Abstrak: Terlepas dari pengenalan posisi dan hak perempuan yang telah mengalami  kemajuan hal tentang keadilan yang formal. Bagaimanapun, ketika dilihat dari anugrah yang diperoleh, tapi untuk  kesamaan genus, taraf praktis masih tidak dorong. Perempuan masih seperti bawahan laki-laki, berbeda pada status dan keluarga / peralatan rumah tangga. Fokus utama dari  artikel ini mendiskusikan tentang ketidaksamaan genus dalam hubungan dengan Pendidikan, dan  proses perkembangan di Indonesia. Taraf rendah dari Pendidikan adalah satu hal dari perempuan yang dapat mengambil mereka dari salah satu sector terbuka seperti ekonomi, politik, kesehatan dan sebagainya. Ini sehubungan dengan: 1 ) lebih tinggi taraf Pendidikan yang punya terbatas angka dari sekolah, 2 ) lebih tinggi taraf bidang pendidikan semakin besar semakin merugikan, 3 ) sektor budaya,  asumsikan yang bahwa anak perempuan tidak memerlukan sekolah menengah, sehingga ini adalah sekedar sekolah dasar  atau sekolah menengah pertama. Itulah kenapa pemerintah yang selalu telah berusaha berbagai bentuk bisnis / memprogram arah itu untuk meningkatkan mutu dari perempuan selama bertahun. Meningkatkan mutu Pendidikan dari perempuan akan mempengaruhi kesuburan ekonomi, sosial, budaya, dan kesehatan. Dugaan ini adalah dikuatkan oleh peran peningkatan dari ibu sebagai ibukota sosial pada lingkungan. Kondisi ini akan disadari dengan hormat ke emisi bidang pendidikan pertama. Pendidikan rendah akan mustahil untuk satu wanita untuk pergi ke dalam sektor publik atau ke membawa perubahan. Dengan keikutsertaan peningkatan Pendidikan dari perempuan untuk masa depan, perempuan akan mencapai pendapatan yang cukup dari waktu yang telah ia kerjakan.
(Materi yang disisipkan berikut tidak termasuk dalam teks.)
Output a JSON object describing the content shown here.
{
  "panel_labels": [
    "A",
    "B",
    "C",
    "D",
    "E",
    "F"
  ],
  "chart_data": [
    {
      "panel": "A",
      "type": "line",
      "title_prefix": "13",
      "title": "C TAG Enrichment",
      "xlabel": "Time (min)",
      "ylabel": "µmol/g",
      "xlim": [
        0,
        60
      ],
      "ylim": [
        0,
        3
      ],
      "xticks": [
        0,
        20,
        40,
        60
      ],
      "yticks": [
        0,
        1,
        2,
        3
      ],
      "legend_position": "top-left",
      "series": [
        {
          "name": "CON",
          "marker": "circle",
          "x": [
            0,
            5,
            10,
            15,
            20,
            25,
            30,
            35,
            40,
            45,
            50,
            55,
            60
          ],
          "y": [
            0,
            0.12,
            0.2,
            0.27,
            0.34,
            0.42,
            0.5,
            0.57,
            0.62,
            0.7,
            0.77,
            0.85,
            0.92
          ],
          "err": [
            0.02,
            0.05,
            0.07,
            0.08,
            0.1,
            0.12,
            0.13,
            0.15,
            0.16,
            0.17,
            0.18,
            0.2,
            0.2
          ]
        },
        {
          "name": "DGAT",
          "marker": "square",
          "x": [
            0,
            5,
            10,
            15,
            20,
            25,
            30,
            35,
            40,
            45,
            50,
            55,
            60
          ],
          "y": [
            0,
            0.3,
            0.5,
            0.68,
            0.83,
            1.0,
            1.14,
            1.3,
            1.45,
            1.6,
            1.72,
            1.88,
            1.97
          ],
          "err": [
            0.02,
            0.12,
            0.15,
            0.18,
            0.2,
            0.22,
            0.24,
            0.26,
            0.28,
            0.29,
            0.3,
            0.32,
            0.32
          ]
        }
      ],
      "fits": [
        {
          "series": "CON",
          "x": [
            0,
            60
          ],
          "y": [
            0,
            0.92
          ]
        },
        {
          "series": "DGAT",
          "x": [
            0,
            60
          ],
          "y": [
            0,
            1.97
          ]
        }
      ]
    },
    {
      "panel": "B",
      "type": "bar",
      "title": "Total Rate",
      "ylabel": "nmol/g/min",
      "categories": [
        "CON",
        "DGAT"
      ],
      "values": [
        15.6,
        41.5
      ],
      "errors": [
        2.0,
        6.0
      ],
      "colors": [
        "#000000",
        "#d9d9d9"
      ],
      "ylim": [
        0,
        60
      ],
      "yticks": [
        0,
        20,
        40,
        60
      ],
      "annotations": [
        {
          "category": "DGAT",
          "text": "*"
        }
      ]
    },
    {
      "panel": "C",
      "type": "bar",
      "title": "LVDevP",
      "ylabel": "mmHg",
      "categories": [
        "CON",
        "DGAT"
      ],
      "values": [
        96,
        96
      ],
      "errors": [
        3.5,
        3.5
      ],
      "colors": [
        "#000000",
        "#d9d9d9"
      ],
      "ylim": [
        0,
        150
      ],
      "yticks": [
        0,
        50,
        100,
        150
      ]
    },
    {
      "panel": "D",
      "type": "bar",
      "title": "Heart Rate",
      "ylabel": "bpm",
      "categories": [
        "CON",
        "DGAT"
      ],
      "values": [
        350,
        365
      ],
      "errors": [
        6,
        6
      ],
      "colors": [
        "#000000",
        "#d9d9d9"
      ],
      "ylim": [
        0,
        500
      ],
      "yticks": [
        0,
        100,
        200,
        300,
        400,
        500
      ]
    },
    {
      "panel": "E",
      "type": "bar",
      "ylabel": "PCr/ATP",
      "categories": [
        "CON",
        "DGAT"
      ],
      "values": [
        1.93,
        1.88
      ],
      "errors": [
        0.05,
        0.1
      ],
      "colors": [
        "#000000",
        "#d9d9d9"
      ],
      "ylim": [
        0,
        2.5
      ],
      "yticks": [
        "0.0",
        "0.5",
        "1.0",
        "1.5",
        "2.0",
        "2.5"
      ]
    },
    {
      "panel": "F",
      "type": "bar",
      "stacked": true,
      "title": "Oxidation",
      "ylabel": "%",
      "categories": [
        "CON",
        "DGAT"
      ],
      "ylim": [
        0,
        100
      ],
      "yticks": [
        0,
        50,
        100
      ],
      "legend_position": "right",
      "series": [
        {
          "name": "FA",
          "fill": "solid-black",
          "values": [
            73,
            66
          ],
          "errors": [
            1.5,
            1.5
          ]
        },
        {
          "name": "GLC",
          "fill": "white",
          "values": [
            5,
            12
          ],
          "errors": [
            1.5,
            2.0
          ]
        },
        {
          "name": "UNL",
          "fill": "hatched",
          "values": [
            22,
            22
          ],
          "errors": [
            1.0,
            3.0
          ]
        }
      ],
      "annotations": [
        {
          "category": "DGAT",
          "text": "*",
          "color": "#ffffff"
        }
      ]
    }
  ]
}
Kata kunci : Ketidaksamaan genus, Pembangunan, Keikut Sertaan perempuan
Sesungguhnya hak-hak perempuan di Indonesia telah diakui dalam UUD 1945 yang menyatakan bahwa “segenap warga negara memiliki persamaan kedudukan di hadapan hukum” (pasal 27). Salah satu bentuk pengaplikasian pengakuan tersebut pada tahun 1990, Indonesia telah meratifikasi Konvensi PBB untuk menghilangkan diskriminasi terhadap perempuan dan konvensi ILO No. 100 mengenai tekad akan kesetaraan gaji untuk pekerjaan yang sama. Pada tahun 1978, untuk pertama kalinya Garis-Garis Besar Haluan Negara (GBHN) memasukkan satu bab yang khusus membahas peran perempuan dalam pembangunan nasional dan menciptakan jabatan Menteri Muda untuk Urusan Perempuan yang kemudian berubah menjadi departemen penuh tahun 1983 (Mishra, 2001).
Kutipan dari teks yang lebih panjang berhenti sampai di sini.